The decedent once summed up his lengthy legal career by stating he believed he had successfully functioned as a small but painful boil on the government’s ass.

A Catholic by birth and in a state of religious confusion thereafter, he was said to be to the right of the Curia in spiritual matters and to the left of Leon Trotsky in temporal affairs. He loved the Latin mass but never cared too much for your average Christian. He prided himself in being an embarrassment to his children to the very end although some believed his discovery that his sons wore pajamas, hastened his death.

He was ever-active in charitable works by writing checks to aid causes challenging the government. He was always working on his list of “The 100 Things That Lead to The Downfall of The Republic” but it is believed that people who watch wrestling and car races on TV, people who took Rush Limbaugh seriously, Jerry Springer and Michael Jackson fans were all he could ever list before he fell into despair. There was a great concern in his mind that all five groups were really one and the same. He believed the United States Incorporated was in fact The Great Satan and he always encouraged young people to emigrate.

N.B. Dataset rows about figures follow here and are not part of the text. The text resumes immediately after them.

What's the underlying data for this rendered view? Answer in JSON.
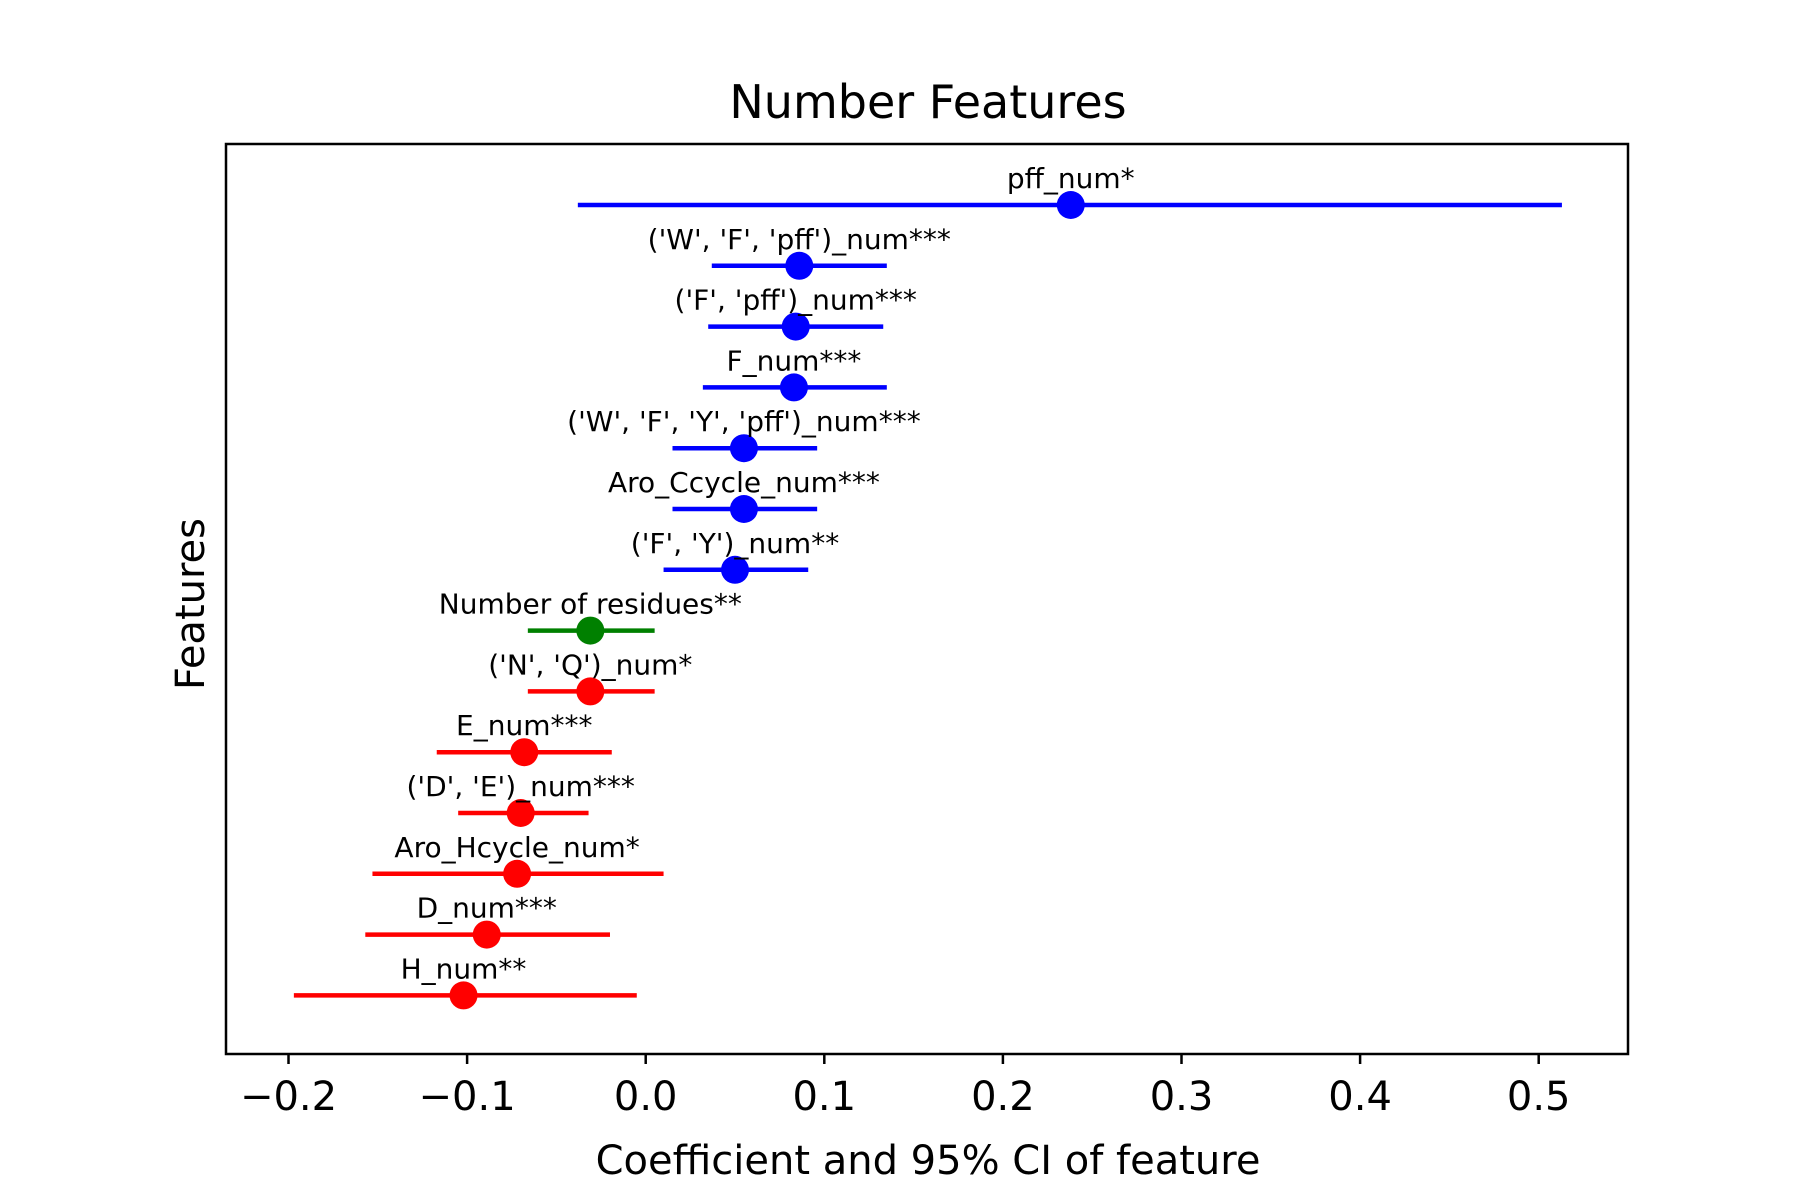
{
  "chart_data": {
    "type": "scatter",
    "title": "Number Features",
    "xlabel": "Coefficient and 95% CI of feature",
    "ylabel": "Features",
    "xlim": [
      -0.235,
      0.55
    ],
    "xticks": [
      -0.2,
      -0.1,
      0.0,
      0.1,
      0.2,
      0.3,
      0.4,
      0.5
    ],
    "xtick_labels": [
      "−0.2",
      "−0.1",
      "0.0",
      "0.1",
      "0.2",
      "0.3",
      "0.4",
      "0.5"
    ],
    "grid": false,
    "points": [
      {
        "label": "pff_num*",
        "coef": 0.238,
        "ci_low": -0.038,
        "ci_high": 0.513,
        "color": "#0000ff"
      },
      {
        "label": "('W', 'F', 'pff')_num***",
        "coef": 0.086,
        "ci_low": 0.037,
        "ci_high": 0.135,
        "color": "#0000ff"
      },
      {
        "label": "('F', 'pff')_num***",
        "coef": 0.084,
        "ci_low": 0.035,
        "ci_high": 0.133,
        "color": "#0000ff"
      },
      {
        "label": "F_num***",
        "coef": 0.083,
        "ci_low": 0.032,
        "ci_high": 0.135,
        "color": "#0000ff"
      },
      {
        "label": "('W', 'F', 'Y', 'pff')_num***",
        "coef": 0.055,
        "ci_low": 0.015,
        "ci_high": 0.096,
        "color": "#0000ff"
      },
      {
        "label": "Aro_Ccycle_num***",
        "coef": 0.055,
        "ci_low": 0.015,
        "ci_high": 0.096,
        "color": "#0000ff"
      },
      {
        "label": "('F', 'Y')_num**",
        "coef": 0.05,
        "ci_low": 0.01,
        "ci_high": 0.091,
        "color": "#0000ff"
      },
      {
        "label": "Number of residues**",
        "coef": -0.031,
        "ci_low": -0.066,
        "ci_high": 0.005,
        "color": "#008000"
      },
      {
        "label": "('N', 'Q')_num*",
        "coef": -0.031,
        "ci_low": -0.066,
        "ci_high": 0.005,
        "color": "#ff0000"
      },
      {
        "label": "E_num***",
        "coef": -0.068,
        "ci_low": -0.117,
        "ci_high": -0.019,
        "color": "#ff0000"
      },
      {
        "label": "('D', 'E')_num***",
        "coef": -0.07,
        "ci_low": -0.105,
        "ci_high": -0.032,
        "color": "#ff0000"
      },
      {
        "label": "Aro_Hcycle_num*",
        "coef": -0.072,
        "ci_low": -0.153,
        "ci_high": 0.01,
        "color": "#ff0000"
      },
      {
        "label": "D_num***",
        "coef": -0.089,
        "ci_low": -0.157,
        "ci_high": -0.02,
        "color": "#ff0000"
      },
      {
        "label": "H_num**",
        "coef": -0.102,
        "ci_low": -0.197,
        "ci_high": -0.005,
        "color": "#ff0000"
      }
    ]
  }
}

Friends of the deceased are planning a wake and publication of a small book of his pithy comments entitled Confessions of a Neo-Luddite: It contains statements of truth & wisdom like, “Never eat spaghetti in a Greek joint, Ayn Rand really did cash her Social Security checks and you are not in good hands with either Allstate or the government.”

Mr. Wood’s remains were cremated, but before his body entered the furnace, middle-aged truck stop waitresses broke eggs on his chest or placed partially cooked sausages and bacon there. They admonished the crematorium to keep the flames low as the decedent liked his yolks a bit runny.

Prior to his demise, when asked what he would change if he had it to do all over again, he was torn between smoking dope and dying at birth.